Internationale Vermittlerinnen wie die Minsk-Gruppe der OSZE und die Vereinten Nationen scheitern seit Jahrzehnten an diesem Ziel. Die EU zieht sich seit Jahren mit ihren Partnerschaftsabkommen in ihre Komfortzone zurück. De facto rüstete sie so Aserbaidschan mit auf. Denn das EU-Geld für die Gaslieferungen steckte der dortige Herrscherclan auch in die kampfentscheidenden Drohnen. Wenn jetzt nicht schnell internationale Vermittler*innen nach einer politischen Lösung des Konflikts suchen, könnte das nächste Opfer feststehen: der kurze demokratische Aufbruch Armeniens.
Die meisten Armenier*innen wurden von dem Abkommen völlig überrascht und fühlen sich nun verraten. Denn der armenische Premierminister Paschinjan unterschrieb den Waffenstillstand, nachdem Aserbaidschan die Stadt Shusha erobert hatte. Er erkannte wohl den aussichtslosen Kampf gegen die modernen Drohnen, die Aserbaidschans Alleinherrscher Alijew aus Israel und der Türkei geliefert bekam. Selbst der Präsident Sarkisjan erfuhr vom Waffenstillstand erst aus den Medien. Noch in der Nacht wurde der Amtssitz Paschinjans von Demonstranten verwüstet, das Parlament gestürmt, wenige Tage später offenbar ein Attentat auf den Premier vereitelt.

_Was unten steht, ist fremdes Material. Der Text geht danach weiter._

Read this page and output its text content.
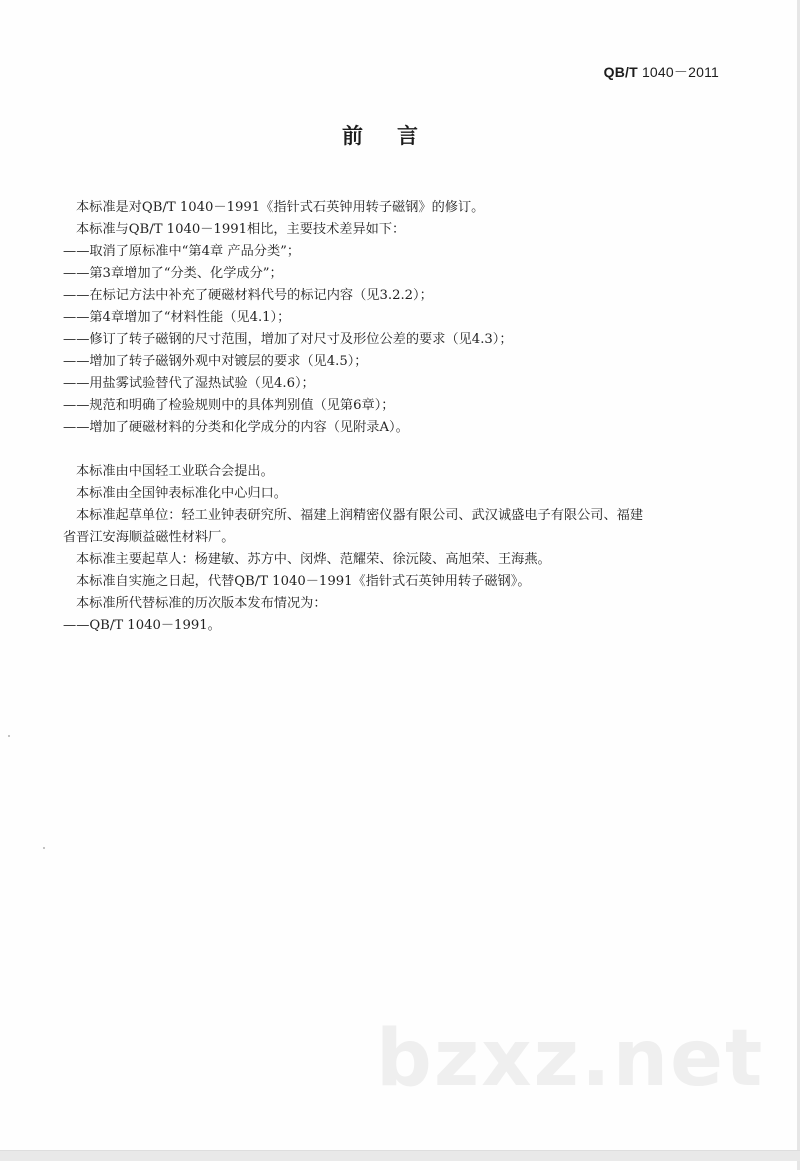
QB/T 1040－2011
前言
本标准是对QB/T 1040－1991《指针式石英钟用转子磁钢》的修订。
本标准与QB/T 1040－1991相比，主要技术差异如下：
——取消了原标准中“第4章 产品分类”；
——第3章增加了“分类、化学成分”；
——在标记方法中补充了硬磁材料代号的标记内容（见3.2.2）；
——第4章增加了“材料性能（见4.1）；
——修订了转子磁钢的尺寸范围，增加了对尺寸及形位公差的要求（见4.3）；
——增加了转子磁钢外观中对镀层的要求（见4.5）；
——用盐雾试验替代了湿热试验（见4.6）；
——规范和明确了检验规则中的具体判别值（见第6章）；
——增加了硬磁材料的分类和化学成分的内容（见附录A）。
本标准由中国轻工业联合会提出。
本标准由全国钟表标准化中心归口。
本标准起草单位：轻工业钟表研究所、福建上润精密仪器有限公司、武汉诚盛电子有限公司、福建
省晋江安海顺益磁性材料厂。
本标准主要起草人：杨建敏、苏方中、闵烨、范耀荣、徐沅陵、高旭荣、王海燕。
本标准自实施之日起，代替QB/T 1040－1991《指针式石英钟用转子磁钢》。
本标准所代替标准的历次版本发布情况为：
——QB/T 1040－1991。
bzxz.net
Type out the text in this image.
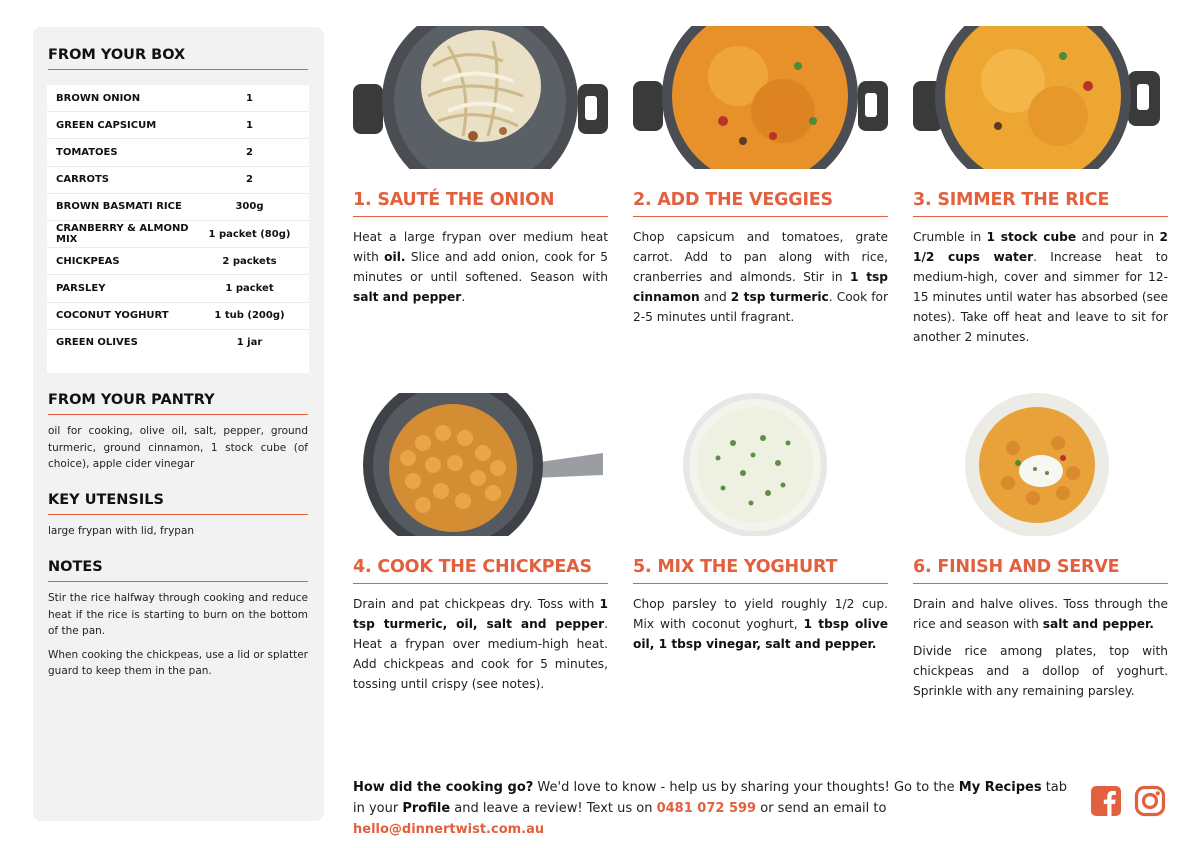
FROM YOUR BOX
BROWN ONION	1
GREEN CAPSICUM	1
TOMATOES	2
CARROTS	2
BROWN BASMATI RICE	300g
CRANBERRY & ALMOND MIX	1 packet (80g)
CHICKPEAS	2 packets
PARSLEY	1 packet
COCONUT YOGHURT	1 tub (200g)
GREEN OLIVES	1 jar
FROM YOUR PANTRY
oil for cooking, olive oil, salt, pepper, ground turmeric, ground cinnamon, 1 stock cube (of choice), apple cider vinegar
KEY UTENSILS
large frypan with lid, frypan
NOTES

Stir the rice halfway through cooking and reduce heat if the rice is starting to burn on the bottom of the pan.

When cooking the chickpeas, use a lid or splatter guard to keep them in the pan.

1. SAUTÉ THE ONION

Heat a large frypan over medium heat with oil. Slice and add onion, cook for 5 minutes or until softened. Season with salt and pepper.

2. ADD THE VEGGIES

Chop capsicum and tomatoes, grate carrot. Add to pan along with rice, cranberries and almonds. Stir in 1 tsp cinnamon and 2 tsp turmeric. Cook for 2-5 minutes until fragrant.

3. SIMMER THE RICE

Crumble in 1 stock cube and pour in 2 1/2 cups water. Increase heat to medium-high, cover and simmer for 12-15 minutes until water has absorbed (see notes). Take off heat and leave to sit for another 2 minutes.

4. COOK THE CHICKPEAS

Drain and pat chickpeas dry. Toss with 1 tsp turmeric, oil, salt and pepper. Heat a frypan over medium-high heat. Add chickpeas and cook for 5 minutes, tossing until crispy (see notes).

5. MIX THE YOGHURT

Chop parsley to yield roughly 1/2 cup. Mix with coconut yoghurt, 1 tbsp olive oil, 1 tbsp vinegar, salt and pepper.

6. FINISH AND SERVE

Drain and halve olives. Toss through the rice and season with salt and pepper.

Divide rice among plates, top with chickpeas and a dollop of yoghurt. Sprinkle with any remaining parsley.

How did the cooking go? We'd love to know - help us by sharing your thoughts! Go to the My Recipes tab in your Profile and leave a review! Text us on 0481 072 599 or send an email to hello@dinnertwist.com.au
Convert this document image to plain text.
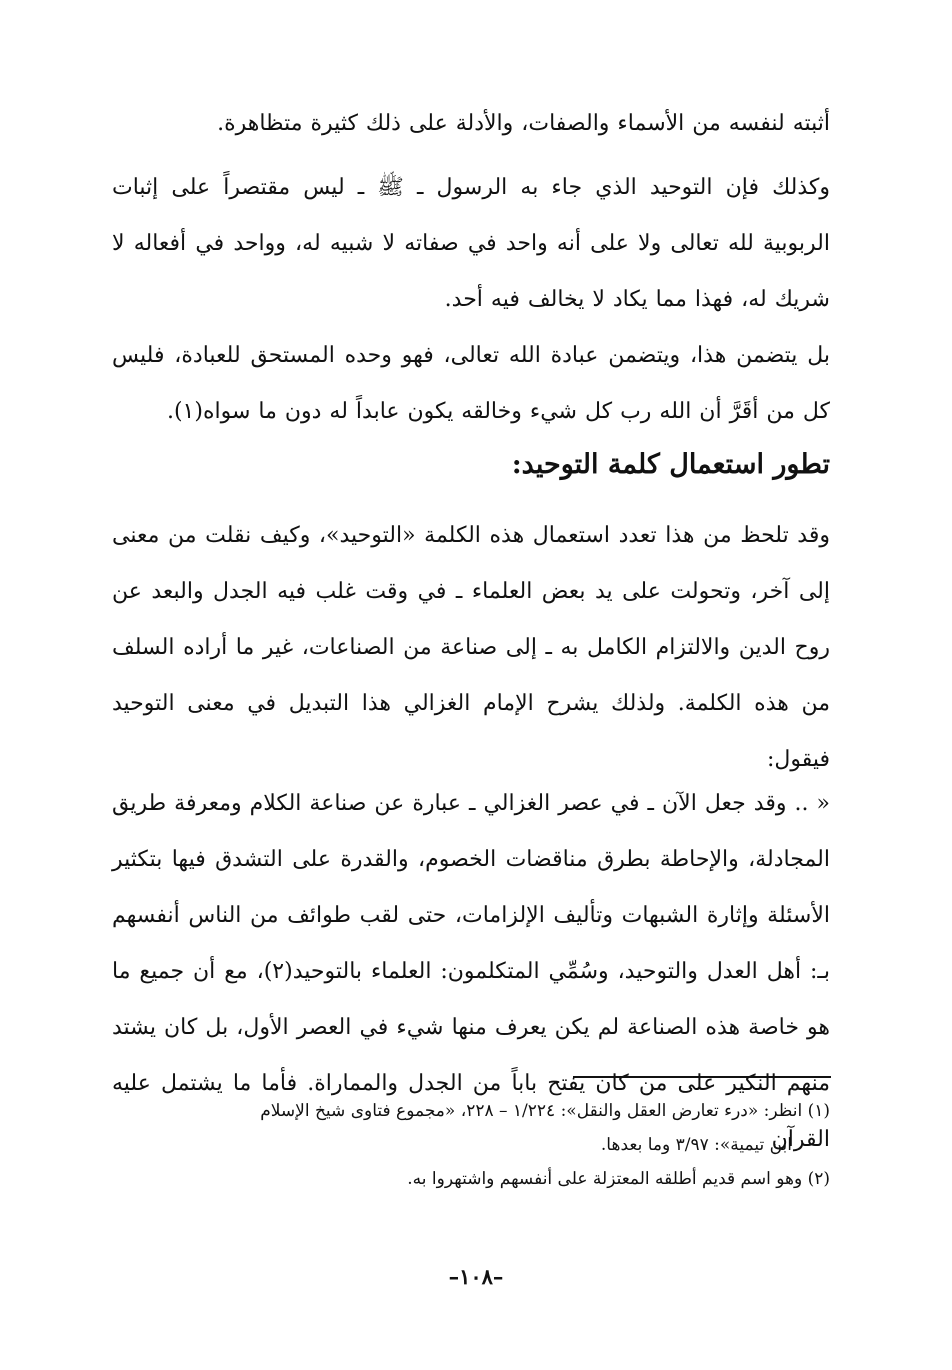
أثبته لنفسه من الأسماء والصفات، والأدلة على ذلك كثيرة متظاهرة.

وكذلك فإن التوحيد الذي جاء به الرسول ـ ﷺ ـ ليس مقتصراً على إثبات الربوبية لله تعالى ولا على أنه واحد في صفاته لا شبيه له، وواحد في أفعاله لا شريك له، فهذا مما يكاد لا يخالف فيه أحد.

بل يتضمن هذا، ويتضمن عبادة الله تعالى، فهو وحده المستحق للعبادة، فليس كل من أقَرَّ أن الله رب كل شيء وخالقه يكون عابداً له دون ما سواه(١).

تطور استعمال كلمة التوحيد:

وقد تلحظ من هذا تعدد استعمال هذه الكلمة «التوحيد»، وكيف نقلت من معنى إلى آخر، وتحولت على يد بعض العلماء ـ في وقت غلب فيه الجدل والبعد عن روح الدين والالتزام الكامل به ـ إلى صناعة من الصناعات، غير ما أراده السلف من هذه الكلمة. ولذلك يشرح الإمام الغزالي هذا التبديل في معنى التوحيد فيقول:

« .. وقد جعل الآن ـ في عصر الغزالي ـ عبارة عن صناعة الكلام ومعرفة طريق المجادلة، والإحاطة بطرق مناقضات الخصوم، والقدرة على التشدق فيها بتكثير الأسئلة وإثارة الشبهات وتأليف الإلزامات، حتى لقب طوائف من الناس أنفسهم بـ: أهل العدل والتوحيد، وسُمِّي المتكلمون: العلماء بالتوحيد(٢)، مع أن جميع ما هو خاصة هذه الصناعة لم يكن يعرف منها شيء في العصر الأول، بل كان يشتد منهم النكير على من كان يفتح باباً من الجدل والمماراة. فأما ما يشتمل عليه القرآن

(١) انظر: «درء تعارض العقل والنقل»: ١/٢٢٤ – ٢٢٨، «مجموع فتاوى شيخ الإسلام

ابن تيمية»: ٣/٩٧ وما بعدها.

(٢) وهو اسم قديم أطلقه المعتزلة على أنفسهم واشتهروا به.

–١٠٨–
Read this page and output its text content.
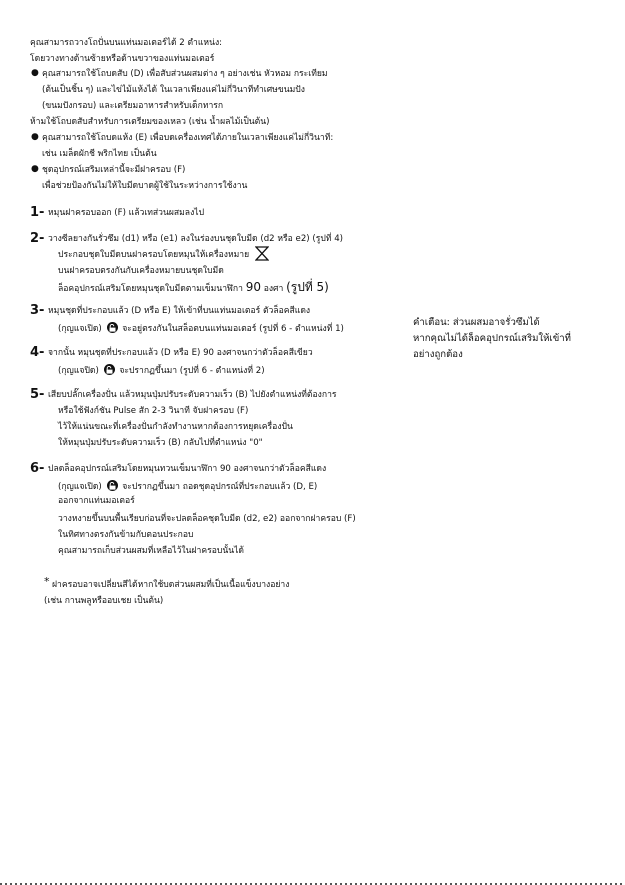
คุณสามารถวางโถปั่นบนแท่นมอเตอร์ได้ 2 ตำแหน่ง:
โดยวางทางด้านซ้ายหรือด้านขวาของแท่นมอเตอร์
● คุณสามารถใช้โถบดสับ (D) เพื่อสับส่วนผสมต่าง ๆ อย่างเช่น หัวหอม กระเทียม
(ต้นเป็นชิ้น ๆ) และไข่ไม้แห้งได้ ในเวลาเพียงแค่ไม่กี่วินาทีทำเศษขนมปัง
(ขนมปังกรอบ) และเตรียมอาหารสำหรับเด็กทารก
ห้ามใช้โถบดสับสำหรับการเตรียมของเหลว (เช่น น้ำผลไม้เป็นต้น)
● คุณสามารถใช้โถบดแห้ง (E) เพื่อบดเครื่องเทศได้ภายในเวลาเพียงแค่ไม่กี่วินาที:
เช่น เมล็ดผักชี พริกไทย เป็นต้น
● ชุดอุปกรณ์เสริมเหล่านี้จะมีฝาครอบ (F)
เพื่อช่วยป้องกันไม่ให้ใบมีดบาดผู้ใช้ในระหว่างการใช้งาน
1- หมุนฝาครอบออก (F) แล้วเทส่วนผสมลงไป
2- วางซีลยางกันรั่วซึม (d1) หรือ (e1) ลงในร่องบนชุดใบมีด (d2 หรือ e2) (รูปที่ 4)
ประกอบชุดใบมีดบนฝาครอบโดยหมุนให้เครื่องหมาย
บนฝาครอบตรงกันกับเครื่องหมายบนชุดใบมีด
ล็อคอุปกรณ์เสริมโดยหมุนชุดใบมีดตามเข็มนาฬิกา 90 องศา (รูปที่ 5)
3- หมุนชุดที่ประกอบแล้ว (D หรือ E) ให้เข้าที่บนแท่นมอเตอร์ ตัวล็อคสีแดง
(กุญแจเปิด) จะอยู่ตรงกันในสล็อตบนแท่นมอเตอร์ (รูปที่ 6 - ตำแหน่งที่ 1)
4- จากนั้น หมุนชุดที่ประกอบแล้ว (D หรือ E) 90 องศาจนกว่าตัวล็อคสีเขียว
(กุญแจปิด) จะปรากฏขึ้นมา (รูปที่ 6 - ตำแหน่งที่ 2)
5- เสียบปลั๊กเครื่องปั่น แล้วหมุนปุ่มปรับระดับความเร็ว (B) ไปยังตำแหน่งที่ต้องการ
หรือใช้ฟังก์ชัน Pulse สัก 2-3 วินาที จับฝาครอบ (F)
ไว้ให้แน่นขณะที่เครื่องปั่นกำลังทำงานหากต้องการหยุดเครื่องปั่น
ให้หมุนปุ่มปรับระดับความเร็ว (B) กลับไปที่ตำแหน่ง "0"
6- ปลดล็อคอุปกรณ์เสริมโดยหมุนทวนเข็มนาฬิกา 90 องศาจนกว่าตัวล็อคสีแดง
(กุญแจเปิด) จะปรากฏขึ้นมา ถอดชุดอุปกรณ์ที่ประกอบแล้ว (D, E)
ออกจากแท่นมอเตอร์
วางหงายขึ้นบนพื้นเรียบก่อนที่จะปลดล็อคชุดใบมีด (d2, e2) ออกจากฝาครอบ (F)
ในทิศทางตรงกันข้ามกับตอนประกอบ
คุณสามารถเก็บส่วนผสมที่เหลือไว้ในฝาครอบนั้นได้
* ฝาครอบอาจเปลี่ยนสีได้หากใช้บดส่วนผสมที่เป็นเนื้อแข็งบางอย่าง
(เช่น กานพลูหรืออบเชย เป็นต้น)
คำเตือน: ส่วนผสมอาจรั่วซึมได้
หากคุณไม่ได้ล็อคอุปกรณ์เสริมให้เข้าที่
อย่างถูกต้อง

Armenien ist in dieser innenpolitischen Lage de facto verhandlungsunfähig für ein ausstehendes Friedensabkommen.
Eine Versöhnung zwischen Armenien und Aserbaidschan ist in weite Ferne gerückt. Der Hass ist brennender als zuvor. Tausende feierten in Baku auf der Straße den Sieg über Armenien. Alijew verspottete den armenischen Premierminister als Verlierer. Die Türkei fordert, ein Friedenszentrum mit Russland in Aserbaidschan einzurichten. Damit will Erdogan innenpolitisch punkten. Armenier*innen, die Kalbajar verließen, brannten ihre Häuser nieder. Dieser Distrikt, sowie Lachin und der Lachin-Korridor als Verbindung bis in die Enklave Nachitschewan, gehören nun zu Aserbaidschan. Inzwischen sichern 1960 russische Soldaten die Waffenruhe vor Ort.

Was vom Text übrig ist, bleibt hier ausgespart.